We plan together. Every week I sit down with the special education teacher who co-teaches in my classroom and the other first grade teacher for whom that is true, and the three of us plan together. We discuss the things we see that are struggles for our kiddos and brainstorm ways to address them. We celebrate successes and moan about challenges. It’s helpful academically and emotionally.
I’ve noticed the other classroom teacher (an amazing woman who looped up to first grade with her class) and the special education teacher (also fabulous) don’t always see the kids the same way. It’s not a problem. In fact, frequently it’s humorous. The classroom teacher will talk about things that are going well, things her kids can do, things that have improved, and the special education teacher will give her a look. That kind-of over-your-glasses stare (even though she doesn’t wear glasses) that clearly shows she doesn’t buy it. She then gently points out the students that are struggling, the problems they still face, and the things that have remained the same.
Typically, they’re both right.
The classroom teacher has said, “I don’t see my kids the same way other people see them.”

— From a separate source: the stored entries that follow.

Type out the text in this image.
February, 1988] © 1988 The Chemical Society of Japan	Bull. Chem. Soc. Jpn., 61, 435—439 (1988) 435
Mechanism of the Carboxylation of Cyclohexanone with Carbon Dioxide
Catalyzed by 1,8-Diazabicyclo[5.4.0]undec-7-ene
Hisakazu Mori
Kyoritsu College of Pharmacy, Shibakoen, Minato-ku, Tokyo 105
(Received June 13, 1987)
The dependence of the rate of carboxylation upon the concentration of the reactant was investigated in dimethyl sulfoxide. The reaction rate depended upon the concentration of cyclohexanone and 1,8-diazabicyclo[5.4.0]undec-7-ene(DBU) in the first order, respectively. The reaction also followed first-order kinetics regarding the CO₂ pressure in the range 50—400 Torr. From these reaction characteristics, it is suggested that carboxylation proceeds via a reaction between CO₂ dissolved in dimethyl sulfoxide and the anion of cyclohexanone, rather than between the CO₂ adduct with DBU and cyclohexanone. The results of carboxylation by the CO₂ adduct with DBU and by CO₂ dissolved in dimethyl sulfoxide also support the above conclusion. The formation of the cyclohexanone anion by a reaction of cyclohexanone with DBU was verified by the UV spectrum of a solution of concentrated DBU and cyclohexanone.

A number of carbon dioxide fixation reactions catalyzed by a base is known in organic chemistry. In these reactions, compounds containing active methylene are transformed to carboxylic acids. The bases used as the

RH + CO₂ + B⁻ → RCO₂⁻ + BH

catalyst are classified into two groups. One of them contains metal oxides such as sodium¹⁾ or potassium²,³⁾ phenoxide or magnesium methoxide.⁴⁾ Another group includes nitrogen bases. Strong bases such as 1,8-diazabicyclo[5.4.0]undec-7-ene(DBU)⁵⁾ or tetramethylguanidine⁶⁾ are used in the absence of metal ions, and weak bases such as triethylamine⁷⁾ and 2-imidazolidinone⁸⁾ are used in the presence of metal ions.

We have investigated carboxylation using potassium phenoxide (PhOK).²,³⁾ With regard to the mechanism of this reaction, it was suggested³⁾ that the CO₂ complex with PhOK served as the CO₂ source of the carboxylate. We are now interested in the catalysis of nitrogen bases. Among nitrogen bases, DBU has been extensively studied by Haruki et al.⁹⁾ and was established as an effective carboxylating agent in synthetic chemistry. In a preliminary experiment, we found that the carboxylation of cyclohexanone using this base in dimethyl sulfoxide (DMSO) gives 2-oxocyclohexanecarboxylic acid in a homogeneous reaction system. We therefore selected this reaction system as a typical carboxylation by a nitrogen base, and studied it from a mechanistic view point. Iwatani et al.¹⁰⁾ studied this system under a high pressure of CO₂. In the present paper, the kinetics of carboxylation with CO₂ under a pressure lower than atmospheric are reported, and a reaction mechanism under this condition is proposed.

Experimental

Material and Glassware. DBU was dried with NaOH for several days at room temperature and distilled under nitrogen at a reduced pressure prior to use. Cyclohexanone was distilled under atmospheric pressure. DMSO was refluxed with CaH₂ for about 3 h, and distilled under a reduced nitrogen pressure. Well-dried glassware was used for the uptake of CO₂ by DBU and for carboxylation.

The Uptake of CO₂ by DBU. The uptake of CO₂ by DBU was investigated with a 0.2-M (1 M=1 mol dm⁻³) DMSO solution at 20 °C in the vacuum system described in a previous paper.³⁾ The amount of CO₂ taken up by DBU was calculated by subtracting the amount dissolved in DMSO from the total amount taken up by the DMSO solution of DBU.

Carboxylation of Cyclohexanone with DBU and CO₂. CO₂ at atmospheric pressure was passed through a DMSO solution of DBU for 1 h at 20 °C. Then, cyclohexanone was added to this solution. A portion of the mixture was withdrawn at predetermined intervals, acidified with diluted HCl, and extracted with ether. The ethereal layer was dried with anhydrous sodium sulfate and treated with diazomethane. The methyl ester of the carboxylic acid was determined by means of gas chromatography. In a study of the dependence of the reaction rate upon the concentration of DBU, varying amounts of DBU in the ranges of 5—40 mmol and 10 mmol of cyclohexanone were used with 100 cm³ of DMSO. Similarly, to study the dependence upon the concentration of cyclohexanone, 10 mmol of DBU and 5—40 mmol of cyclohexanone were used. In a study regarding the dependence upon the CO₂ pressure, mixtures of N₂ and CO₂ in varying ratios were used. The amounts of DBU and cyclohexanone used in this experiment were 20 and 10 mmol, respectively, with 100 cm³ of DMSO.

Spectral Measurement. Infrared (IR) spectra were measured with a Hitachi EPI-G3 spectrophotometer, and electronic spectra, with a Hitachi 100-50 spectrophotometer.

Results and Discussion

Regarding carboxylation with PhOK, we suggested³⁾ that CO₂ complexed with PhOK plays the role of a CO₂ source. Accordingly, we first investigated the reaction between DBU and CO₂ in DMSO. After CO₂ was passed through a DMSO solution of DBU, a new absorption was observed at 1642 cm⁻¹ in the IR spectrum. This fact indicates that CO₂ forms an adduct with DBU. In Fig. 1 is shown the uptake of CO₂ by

In my mind, that’s a really good thing. The classroom teacher who lives with these kiddos all day, every day, has to see all the positives. It’s the only way we can stay sane! But also, it is important to see what is going well.
The special education teacher, who gets to leave the classroom for part of each day, can focus on what still needs to happen. It makes for a great balance. The two perspectives together mean that we are much more likely to see our kids clearly.
Just a note, this isn’t about special education kiddos. Another great benefit of being a full inclusion school is that our kids are our kids. Labels are much less important on a day-to-day basis.